Il dottor Alessandro Ghelardi fa parte dell’equipe chirurgica che si occupa di oncologia ginecologica
Massa, 15 novembre 2016 - Parlare di sanità a Massa significa spesso parlare del mega buco o di questa o quella polemica. Ma agli apuani interessa in primis avere bravi medici. Ebbene, anche al Noa c’è chi fa ricerca e lavora «sul campo». Il dottor Alessandro Ghelardi e i suoi colleghi Fernando Guelfi e Cinzia Russo formano l’equipe chirurgica che si occupa di oncologia ginecologica. E’ grazie a loro se ora in sala operatoria per trattare il carcinoma vulvare si pratica una tecnica chirurgica chiamata «linfonodo sentinella». Un modo per eliminare il tumore senza mettere in estrema difficoltà le donne operate. A raccontare il rapporto di collaborazione con l’Università «Bicocca» di Milano, che ha portato il Noa ad essere il primo ospedale in Toscana (e uno dei pochi in Italia) ad seguire questa tecnica è proprio Ghelardi. Che incontra il giornalista all’uscita dalla sala operatoria.
«Il rapporto di collaborazione con la Bicocca e l’ospedale San Gerardo di Monza è nato perchè cercavamo insieme un modo per aiutare le pazienti con tumore alla vulva. In passato questo intervento creava diversi problemi alle donne: la ferita non si chiudeva velocemente, la gamba si gonfiava, c’erano problemi a drenare i liquidi, ecc. Per limitare gli effetti collateriali – spiega Ghelardi – abbiamo fatto uno studio che è stato pubblicato quest’anno da una nota rivista scientifica. A quel punto mi hanno proposto di approfondire con loro a Monza la tecnica del linfonodo sentinella. Questa tecnica permette una minore invasività, gestendo meglio le pazienti difficili, spesso donne con più di 70 anni. Si riducono i giorni di degenza e diminuiscono le complicanze».
Cerchiamo di capirci. Ogni anno al Noa vengono operate di carcinoma vulvare 15/20 donne.
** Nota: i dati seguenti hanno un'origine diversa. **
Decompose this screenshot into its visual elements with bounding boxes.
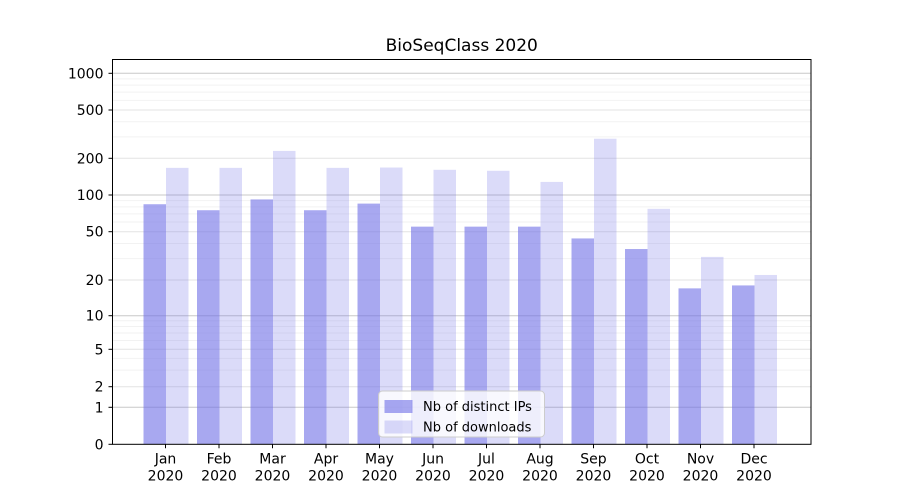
bar-aug-downloads bbox=[540, 181, 563, 445]
legend-box bbox=[378, 390, 545, 438]
x-tick-label-month: Jun bbox=[421, 452, 444, 468]
x-tick-label-year: 2020 bbox=[362, 469, 398, 485]
legend-label-downloads: Nb of downloads bbox=[423, 421, 532, 436]
y-tick-label-10: 10 bbox=[86, 309, 104, 325]
bar-mar-downloads bbox=[273, 150, 296, 445]
x-tick-label-year: 2020 bbox=[576, 469, 612, 485]
bar-oct-distinct-ips bbox=[625, 249, 648, 445]
x-axis-labels: Jan2020Feb2020Mar2020Apr2020May2020Jun20… bbox=[148, 452, 772, 485]
bar-apr-downloads bbox=[326, 167, 349, 445]
x-tick-label-month: Feb bbox=[207, 452, 232, 468]
x-tick-label-year: 2020 bbox=[736, 469, 772, 485]
bar-jul-downloads bbox=[487, 170, 510, 445]
y-tick-label-50: 50 bbox=[86, 225, 104, 241]
y-tick-label-1: 1 bbox=[95, 400, 104, 416]
x-tick-label-year: 2020 bbox=[629, 469, 665, 485]
x-tick-label-month: Oct bbox=[635, 452, 660, 468]
y-tick-label-200: 200 bbox=[77, 151, 104, 167]
bar-apr-distinct-ips bbox=[304, 210, 327, 445]
bar-jul-distinct-ips bbox=[464, 226, 487, 445]
bar-oct-downloads bbox=[647, 208, 670, 445]
x-tick-label-month: Jan bbox=[154, 452, 177, 468]
x-tick-label-month: Apr bbox=[314, 452, 338, 468]
x-tick-label-year: 2020 bbox=[148, 469, 184, 485]
x-tick-label-year: 2020 bbox=[469, 469, 505, 485]
bar-nov-distinct-ips bbox=[678, 288, 701, 445]
bar-dec-distinct-ips bbox=[732, 285, 755, 445]
bar-sep-distinct-ips bbox=[571, 238, 594, 445]
bar-jun-downloads bbox=[433, 169, 456, 445]
y-tick-label-1000: 1000 bbox=[68, 66, 104, 82]
y-tick-label-20: 20 bbox=[86, 273, 104, 289]
x-tick-label-month: Dec bbox=[740, 452, 767, 468]
x-tick-label-month: Jul bbox=[477, 452, 495, 468]
x-tick-label-month: Aug bbox=[526, 452, 553, 468]
bar-nov-downloads bbox=[701, 256, 724, 445]
x-tick-label-year: 2020 bbox=[255, 469, 291, 485]
x-tick-label-month: Nov bbox=[687, 452, 714, 468]
x-tick-label-month: Sep bbox=[580, 452, 607, 468]
bar-jan-downloads bbox=[166, 167, 189, 445]
legend: Nb of distinct IPs Nb of downloads bbox=[378, 390, 545, 438]
x-tick-label-year: 2020 bbox=[201, 469, 237, 485]
x-tick-label-year: 2020 bbox=[308, 469, 344, 485]
bar-may-downloads bbox=[380, 167, 403, 445]
y-tick-label-2: 2 bbox=[95, 380, 104, 396]
chart-title: BioSeqClass 2020 bbox=[386, 36, 538, 56]
y-tick-label-5: 5 bbox=[95, 342, 104, 358]
y-tick-label-0: 0 bbox=[95, 437, 104, 453]
bar-dec-downloads bbox=[754, 274, 777, 445]
bar-jun-distinct-ips bbox=[411, 226, 434, 445]
y-tick-label-500: 500 bbox=[77, 103, 104, 119]
y-axis-labels: 0 1 2 5 10 20 50 100 200 500 1000 bbox=[68, 66, 104, 453]
x-tick-label-year: 2020 bbox=[683, 469, 719, 485]
plot-border bbox=[112, 59, 812, 445]
legend-label-distinct-ips: Nb of distinct IPs bbox=[423, 400, 532, 415]
legend-swatch-distinct-ips bbox=[384, 400, 413, 413]
bar-feb-downloads bbox=[219, 167, 242, 445]
bar-feb-distinct-ips bbox=[197, 210, 220, 445]
bar-may-distinct-ips bbox=[357, 203, 380, 445]
bar-mar-distinct-ips bbox=[250, 199, 273, 445]
legend-swatch-downloads bbox=[384, 420, 413, 434]
bar-sep-downloads bbox=[594, 138, 617, 445]
x-tick-label-year: 2020 bbox=[522, 469, 558, 485]
x-tick-label-month: May bbox=[365, 452, 394, 468]
y-tick-label-100: 100 bbox=[77, 188, 104, 204]
x-tick-label-year: 2020 bbox=[415, 469, 451, 485]
bar-jan-distinct-ips bbox=[143, 204, 166, 445]
x-tick-label-month: Mar bbox=[259, 452, 286, 468]
axis-tick-marks bbox=[108, 72, 755, 449]
bars bbox=[143, 138, 777, 445]
bar-aug-distinct-ips bbox=[518, 226, 541, 445]
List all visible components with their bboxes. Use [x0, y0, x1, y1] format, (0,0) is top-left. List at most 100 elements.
In genere hanno almeno settant’anni, vengono a Massa da ogni parte della Toscana ma anche dalla Liguria. Data l’età, sono persone con tempi di ripresa lunghi. L’ospedale di Massa anche in passato aveva medici che riducevano al minimo i tempi di guarigione. Ora, grazie anche alla collaborazione tra l’equipe chirurgica e il reparto di medicina nucleare, si è fatto un passo avanti importante. «Il futuro – spiega Ghelardi – è una chirurgia sempre più a misura del singolo paziente, modulata sullo stadio della malattia ridotta nell’aggressività». Un concetto «medichese» che lo stesso Ghelardi traduce: «E’ bello vedere queste donne che dopo l’operazione tornano velocemente a camminare». A proposito, dopo Massa ora anche a Firenze stanno iniziando ad eseguire questa tecnica chirurgica.